We would, however, appreciate the opportunity to address any concern directly before you escalate to a supervisory authority. Please contact us first at [email protected].

13. Changes to this notice

We may update this Privacy Notice from time to time to reflect changes in our practices, legal requirements, or the website's functionality. When we make changes, we will update the "Last updated" date at the top of this page. We will not reduce your rights under this notice without providing prominent notice on the website. If changes are material — for example, if we introduce a new type of data processing — we will take reasonable steps to inform users who have previously submitted enquiries, using the email address provided.
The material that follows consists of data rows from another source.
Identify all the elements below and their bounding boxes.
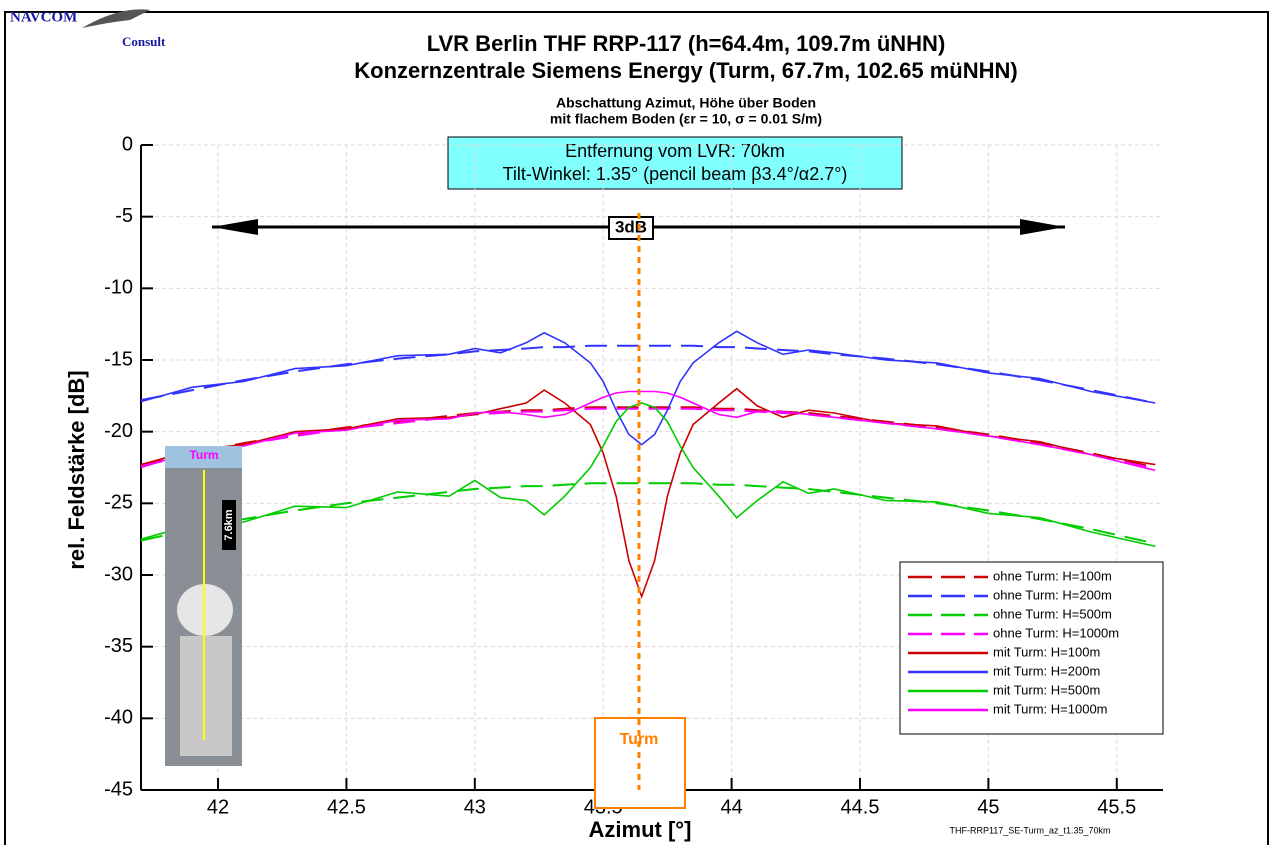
beam-label: 3dB bbox=[615, 217, 647, 236]
y-tick-label: 0 bbox=[122, 133, 133, 155]
y-tick-label: -5 bbox=[115, 205, 133, 227]
logo-swoosh bbox=[82, 9, 150, 28]
x-axis-label: Azimut [°] bbox=[589, 817, 692, 842]
legend-label: mit Turm: H=500m bbox=[993, 682, 1100, 697]
y-tick-label: -25 bbox=[104, 492, 133, 514]
legend-label: ohne Turm: H=1000m bbox=[993, 625, 1119, 640]
distance-label: 7.6km bbox=[223, 509, 235, 540]
y-tick-label: -45 bbox=[104, 778, 133, 800]
legend-label: mit Turm: H=200m bbox=[993, 663, 1100, 678]
series-line bbox=[140, 387, 1156, 599]
y-tick-label: -35 bbox=[104, 635, 133, 657]
series-line bbox=[140, 482, 1156, 545]
series-line bbox=[140, 344, 1156, 404]
series-line bbox=[140, 330, 1156, 446]
series-line bbox=[140, 390, 1156, 472]
tower bbox=[180, 636, 232, 756]
y-tick-label: -40 bbox=[104, 707, 133, 729]
y-axis-label: rel. Feldstärke [dB] bbox=[64, 370, 89, 569]
plot: 0-5-10-15-20-25-30-35-40-454242.54343.54… bbox=[104, 133, 1163, 818]
series-line bbox=[140, 407, 1156, 470]
inset-photo: 7.6km Turm bbox=[165, 446, 242, 766]
x-tick-label: 42 bbox=[207, 796, 229, 818]
x-tick-label: 45.5 bbox=[1097, 796, 1136, 818]
subtitle: Abschattung Azimut, Höhe über Boden bbox=[556, 95, 816, 111]
photo-sky bbox=[165, 446, 242, 468]
legend-label: ohne Turm: H=200m bbox=[993, 587, 1112, 602]
x-tick-label: 44 bbox=[720, 796, 742, 818]
distance-box bbox=[222, 500, 236, 550]
legend-box bbox=[899, 561, 1164, 735]
title: Konzernzentrale Siemens Energy (Turm, 67… bbox=[354, 58, 1017, 83]
legend-label: mit Turm: H=100m bbox=[993, 644, 1100, 659]
x-tick-label: 44.5 bbox=[841, 796, 880, 818]
subtitle: mit flachem Boden (εr = 10, σ = 0.01 S/m… bbox=[550, 111, 822, 127]
legend-label: mit Turm: H=1000m bbox=[993, 701, 1108, 716]
info-text: Entfernung vom LVR: 70km bbox=[565, 141, 785, 161]
logo: Consult bbox=[122, 34, 166, 49]
x-tick-label: 43 bbox=[464, 796, 486, 818]
y-tick-label: -20 bbox=[104, 420, 133, 442]
beam-label-box bbox=[608, 216, 654, 240]
y-tick-label: -10 bbox=[104, 277, 133, 299]
legend-label: ohne Turm: H=100m bbox=[993, 568, 1112, 583]
title: LVR Berlin THF RRP-117 (h=64.4m, 109.7m … bbox=[427, 31, 946, 56]
y-tick-label: -30 bbox=[104, 563, 133, 585]
footer: THF-RRP117_SE-Turm_az_t1.35_70km bbox=[949, 825, 1110, 835]
series-line bbox=[140, 402, 1156, 548]
inset-label: Turm bbox=[189, 448, 218, 462]
tower-label: Turm bbox=[620, 731, 659, 748]
arrow-head bbox=[212, 219, 258, 235]
legend-label: ohne Turm: H=500m bbox=[993, 606, 1112, 621]
y-tick-label: -15 bbox=[104, 348, 133, 370]
x-tick-label: 42.5 bbox=[327, 796, 366, 818]
info-text: Tilt-Winkel: 1.35° (pencil beam β3.4°/α2… bbox=[503, 164, 848, 184]
arrow-head bbox=[1020, 219, 1065, 235]
logo: NAVCOM bbox=[10, 9, 77, 25]
x-tick-label: 45 bbox=[977, 796, 999, 818]
info-box bbox=[447, 136, 903, 190]
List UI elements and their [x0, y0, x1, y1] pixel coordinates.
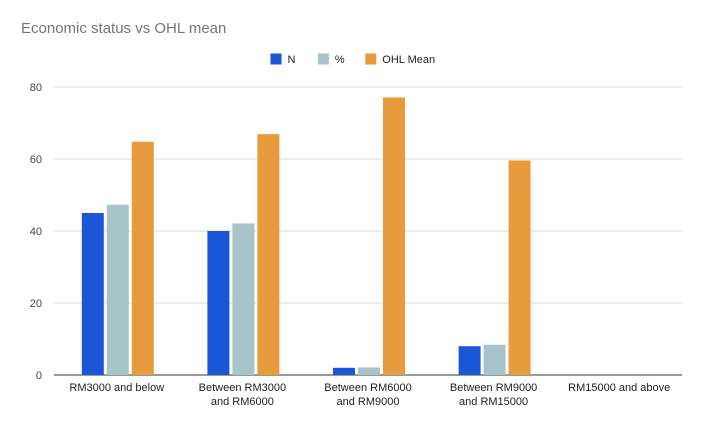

We recommend checking this page periodically if you use the website regularly. The current version is always accessible at egyptpass.sbs/privacy.html.

14. How to contact us about data matters

For any question, request or concern relating to this Privacy Notice or the way we handle personal data, you can reach us through any of the following:

Email: [email protected] — use the subject line "Privacy" so your message is routed correctly.
Telephone: +20 65 3447 920 (Saturday to Thursday, 08:00–18:00 Hurghada time).
Post: Red Reef Dive Collective L.L.C., 9 Sheraton Road, Ad Dahar, Hurghada 84511, Egypt.

We aim to acknowledge all privacy-related correspondence within two working days and to provide a full response within 30 calendar days. If the matter is complex or requires us to retrieve archived records, we will let you know if more time is needed, and the maximum extension under the GDPR is a further 60 days.

If you submitted a dive enquiry through our contact page and have a question about that specific submission, include the date you submitted it and the email address you used — this helps us locate the record quickly.